Here is a high-level overview of the three main features of the Cartesi Node.
Processes inputs from the blockchain to change the state of decentralized applications.
Allows the node to function as a Validator, generating claims at the end of epochs.
Captures and analyzes requests to inspect the state of dApps.
Manages a graphql server for outputs to be queried by the client.
As explained, the Cartesi Machine provides dApp developers with an environment where developers can perform large-scale verifiable computations. These machines are integrated with the on-chain smart contracts by a middleware that manages and controls their communication. As such, this middleware is responsible for first reading data from the L1 InputBox smart contract, then sending them to the machine to be processed, and finally publishing their results to the blockchain.
The Cartesi Node is the L2 component that combines the Cartesi Machine and this middleware. Anyone interested in the rollup’s state of affairs can use it.
Simply put, Cartesi Nodes play a similar role to Geth in the Ethereum ecosystem: they execute and retrieve information.
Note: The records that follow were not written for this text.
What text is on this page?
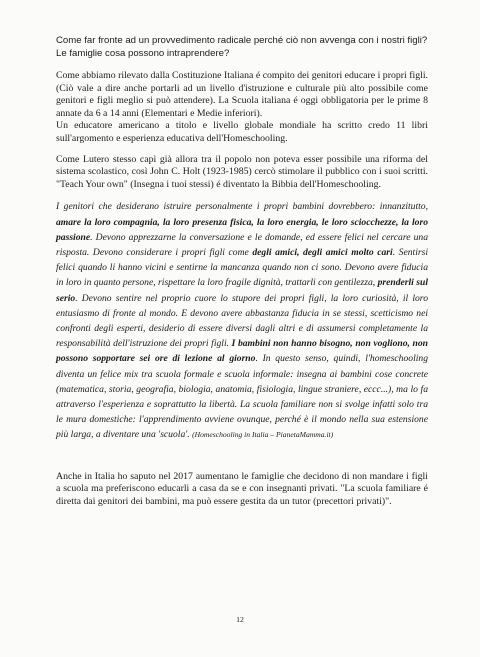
Come far fronte ad un provvedimento radicale perché ciò non avvenga con i nostri figli? Le famiglie cosa possono intraprendere?

Come abbiamo rilevato dalla Costituzione Italiana é compito dei genitori educare i propri figli. (Ciò vale a dire anche portarli ad un livello d'istruzione e culturale più alto possibile come genitori e figli meglio si può attendere). La Scuola italiana é oggi obbligatoria per le prime 8 annate da 6 a 14 anni (Elementari e Medie inferiori).
Un educatore americano a titolo e livello globale mondiale ha scritto credo 11 libri sull'argomento e esperienza educativa dell'Homeschooling.

Come Lutero stesso capì già allora tra il popolo non poteva esser possibile una riforma del sistema scolastico, così John C. Holt (1923-1985) cercò stimolare il pubblico con i suoi scritti. "Teach Your own" (Insegna i tuoi stessi) é diventato la Bibbia dell'Homeschooling.

I genitori che desiderano istruire personalmente i propri bambini dovrebbero: innanzitutto, amare la loro compagnia, la loro presenza fisica, la loro energia, le loro sciocchezze, la loro passione. Devono apprezzarne la conversazione e le domande, ed essere felici nel cercare una risposta. Devono considerare i propri figli come degli amici, degli amici molto cari. Sentirsi felici quando li hanno vicini e sentirne la mancanza quando non ci sono. Devono avere fiducia in loro in quanto persone, rispettare la loro fragile dignità, trattarli con gentilezza, prenderli sul serio. Devono sentire nel proprio cuore lo stupore dei propri figli, la loro curiosità, il loro entusiasmo di fronte al mondo. E devono avere abbastanza fiducia in se stessi, scetticismo nei confronti degli esperti, desiderio di essere diversi dagli altri e di assumersi completamente la responsabilità dell'istruzione dei propri figli. I bambini non hanno bisogno, non vogliono, non possono sopportare sei ore di lezione al giorno. In questo senso, quindi, l'homeschooling diventa un felice mix tra scuola formale e scuola informale: insegna ai bambini cose concrete (matematica, storia, geografia, biologia, anatomia, fisiologia, lingue straniere, eccc...), ma lo fa attraverso l'esperienza e soprattutto la libertà. La scuola familiare non si svolge infatti solo tra le mura domestiche: l'apprendimento avviene ovunque, perché è il mondo nella sua estensione più larga, a diventare una 'scuola'. (Homeschooling in Italia – PianetaMamma.it)

Anche in Italia ho saputo nel 2017 aumentano le famiglie che decidono di non mandare i figli a scuola ma preferiscono educarli a casa da se e con insegnanti privati. "La scuola familiare é diretta dai genitori dei bambini, ma può essere gestita da un tutor (precettori privati)".

12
In practice, two distinct kinds of agents run Cartesi Nodes: users and validators. Each interacts with the on-chain rollups in different ways and thus runs different types of Cartesi Nodes:
User or Reader Nodes, which are only involved in advancing the state of the off-chain machine and making that state publicly available. They consume information from the blockchain but do not bother to enforce state updates, trusting that validators will ensure the validity of all on-chain state updates.
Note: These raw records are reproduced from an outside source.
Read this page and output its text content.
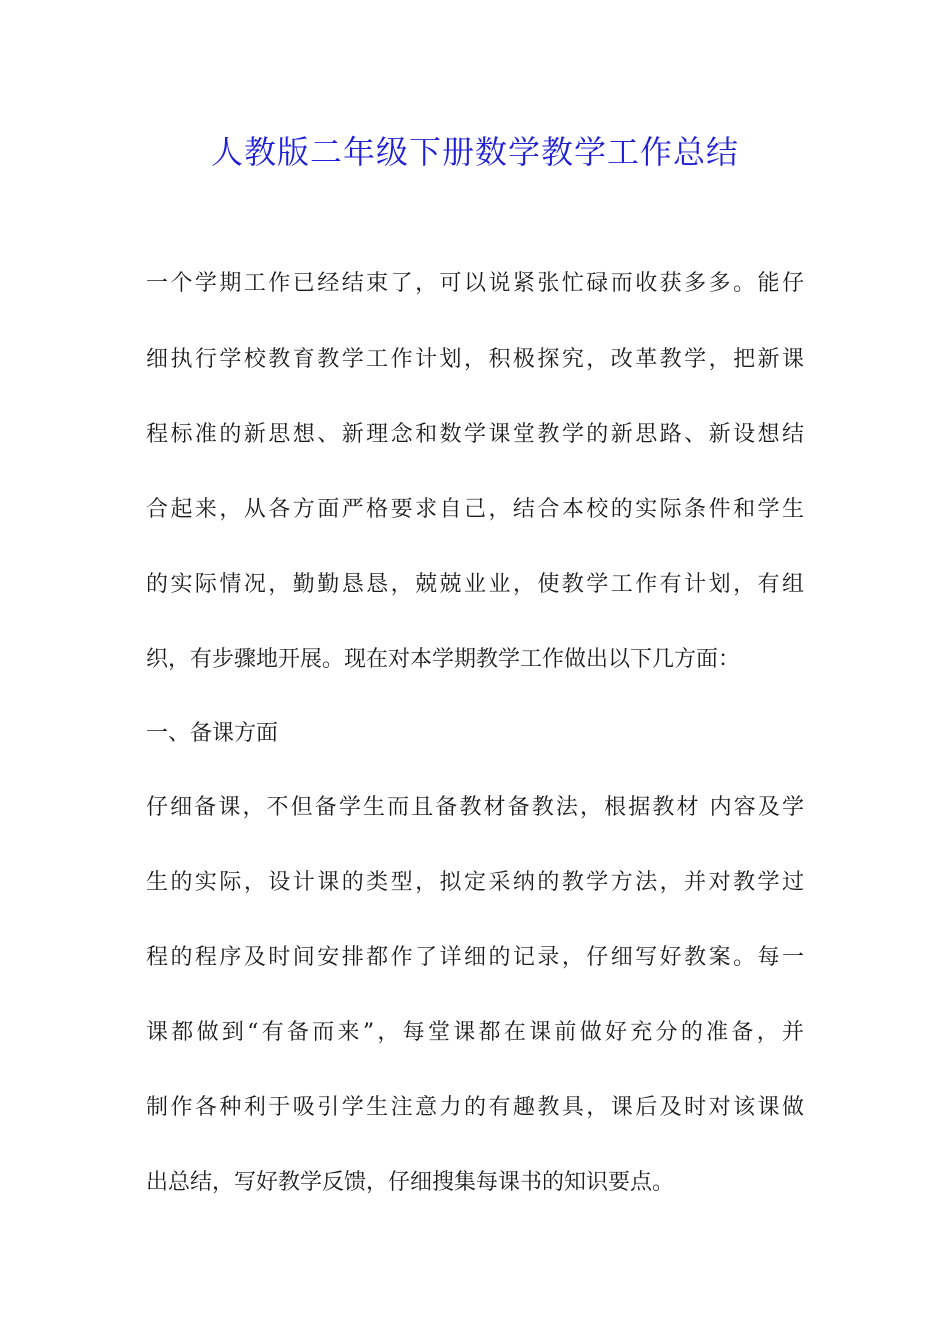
人教版二年级下册数学教学工作总结
一个学期工作已经结束了，可以说紧张忙碌而收获多多。能仔
细执行学校教育教学工作计划，积极探究，改革教学，把新课
程标准的新思想、新理念和数学课堂教学的新思路、新设想结
合起来，从各方面严格要求自己，结合本校的实际条件和学生
的实际情况，勤勤恳恳，兢兢业业，使教学工作有计划，有组
织，有步骤地开展。现在对本学期教学工作做出以下几方面：
一、备课方面
仔细备课，不但备学生而且备教材备教法，根据教材 内容及学
生的实际，设计课的类型，拟定采纳的教学方法，并对教学过
程的程序及时间安排都作了详细的记录，仔细写好教案。每一
课都做到“有备而来”，每堂课都在课前做好充分的准备，并
制作各种利于吸引学生注意力的有趣教具，课后及时对该课做
出总结，写好教学反馈，仔细搜集每课书的知识要点。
Validator Nodes, which have more responsibility: they not only watch the blockchain but also fight possible dishonest validators to ensure the prevalence of honest claims for state updates. On the other hand, if Reader Nodes are available, validators do not need to expose endpoints to retrieve the application state. Therefore, they can run in more secure environments and remain inaccessible to external clients and users.
Currently, all Cartesi Nodes function as Validator Nodes. Reader Nodes are being developed, adding the capability to fetch and share data. In the meantime, Validator Nodes are handling both roles effectively.